Dreams fluctuate in potency, emotion, significance, and tone. People dream within their own idiosyncratic framework. It is a fabricated language of the subconscious. Dreams both invent and incorporate these personal symbols. Whether it is a preordained affinity for certain themes, or something defined by early visual experiences, each person possesses their own set of personal symbols and allegories. We have developed our own personal jargon comprised of both universal dream experiences (falling, flying, dreams of attack, nudity, etc) and personal symbols which when stripped away of their idiosyncrasies, are also universal.
These idiosyncratic symbols are combined with a conglomerate of emotion, connotations, obscure associations, memories, hybrid images, and fears. In memories your subconscious determines which factors are significant and which are extraneous. In dreams this is intensified and a series of fragmentations occur: fragments in time, in perceptions of space, and fragmentation of the senses.

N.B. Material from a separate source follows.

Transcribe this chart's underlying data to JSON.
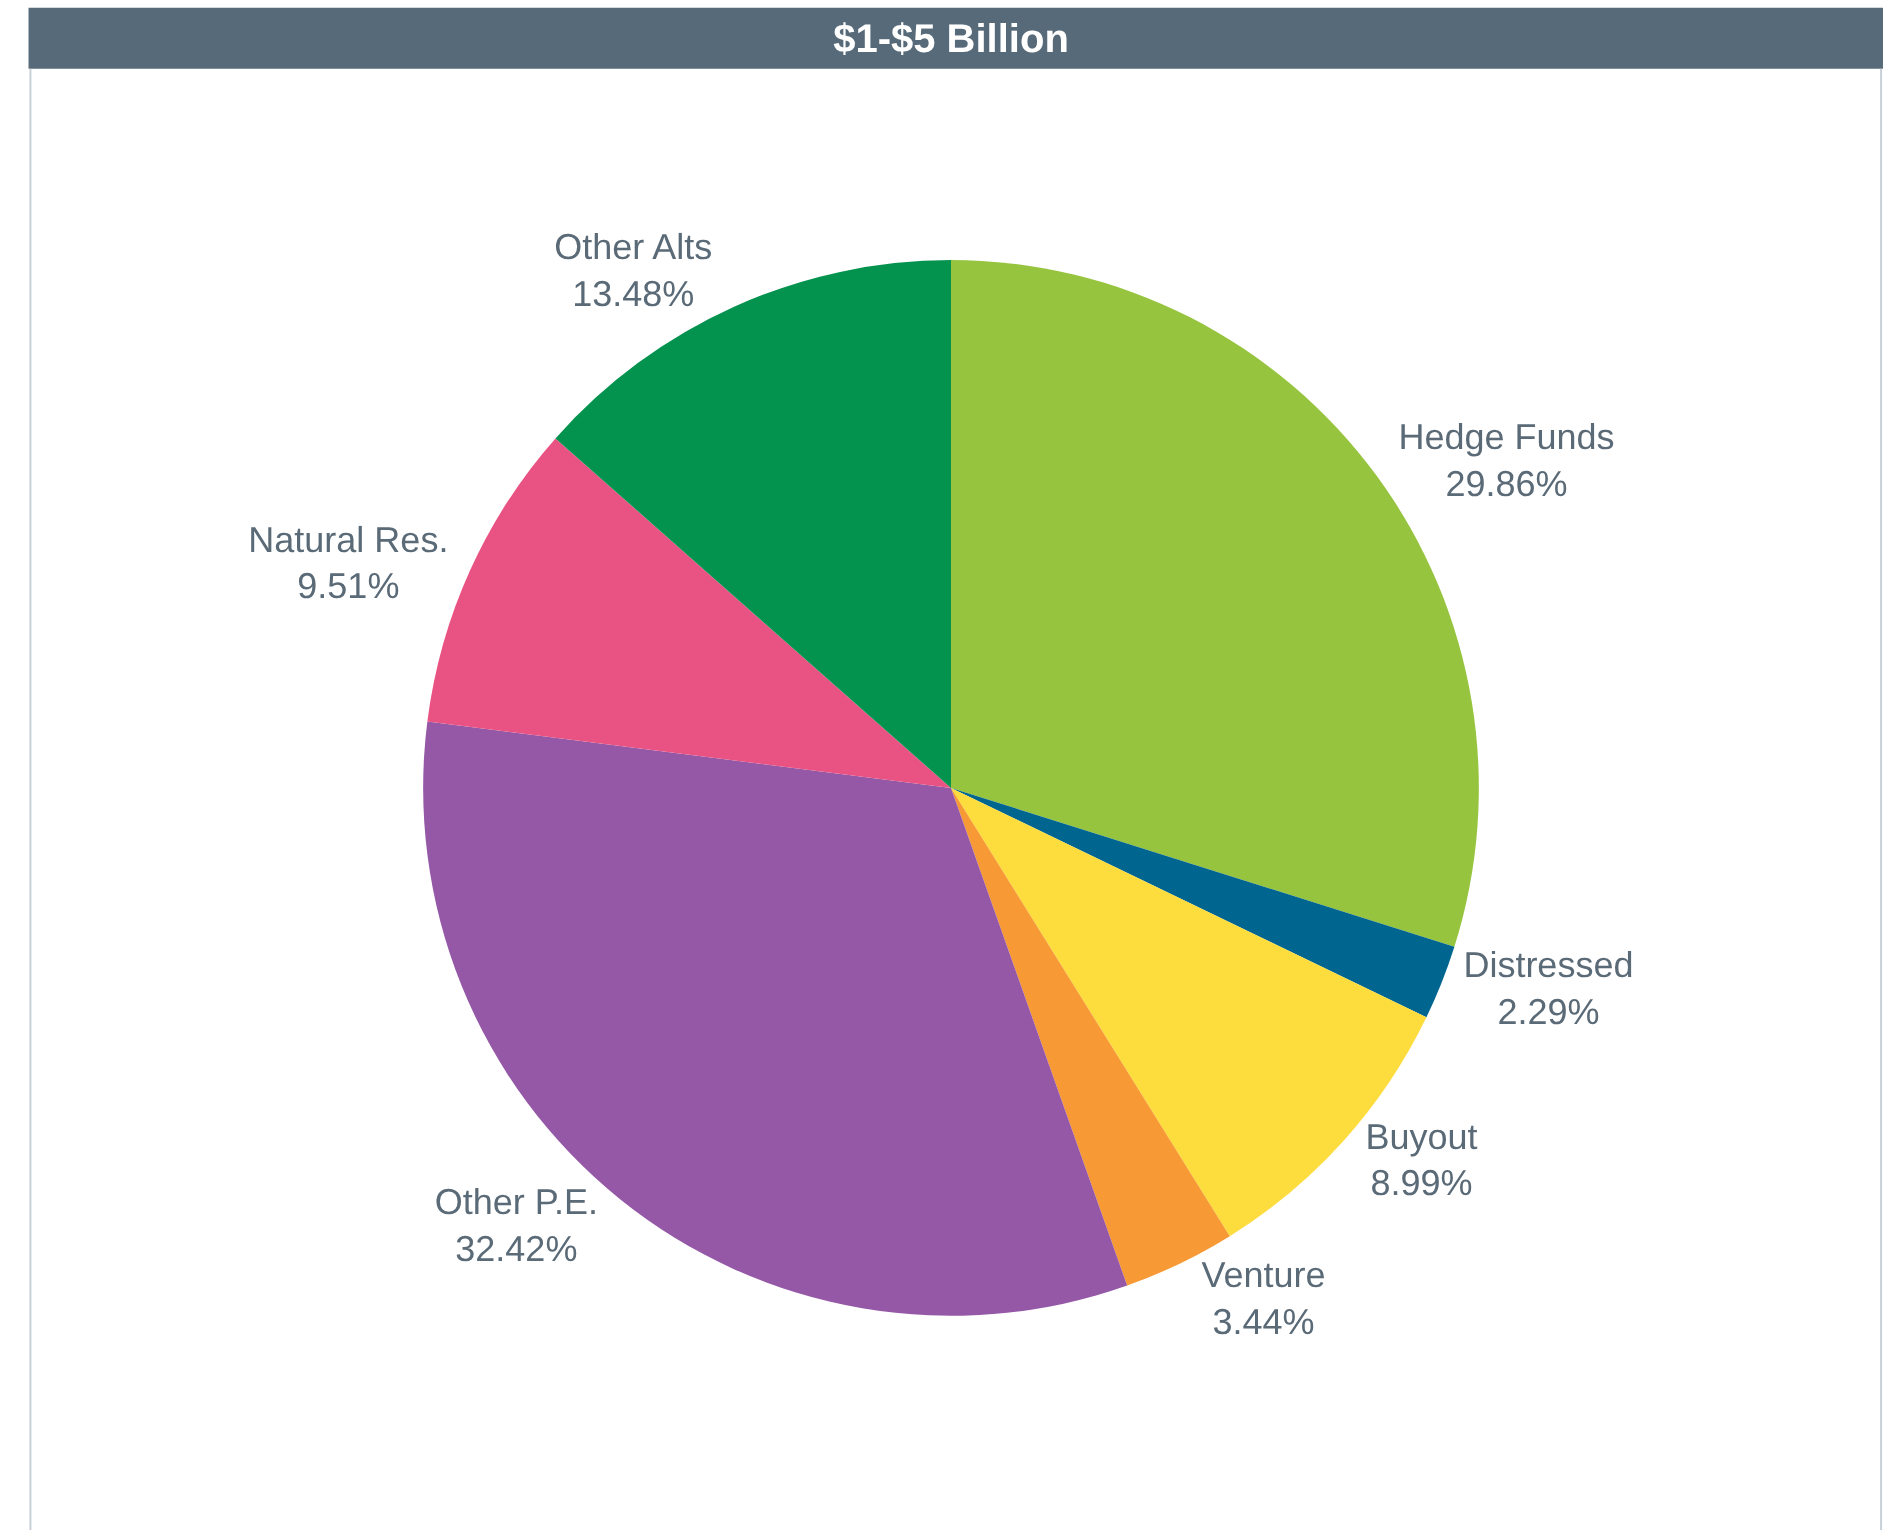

It is this fragmentation and synthesis of personal iconography that I address in my photographs. Each photograph responds to a dream I collected through a combination of nightly journals, interviews, triggered recollections of lost dreams, and distant memories of childhood nightmares. The images vary both in size and process to mirror the unique message and influence of a single dream image. As a result, the work combines silver gelatin, chromogenic prints, with non-silver and digitally worked images. Each image is illuminated, yet there still remain portions that are obscured. The photographs, like dreams remembered in waking life, seem to emerge in fragments that are revealing, yet remain untranslated by the waking mind.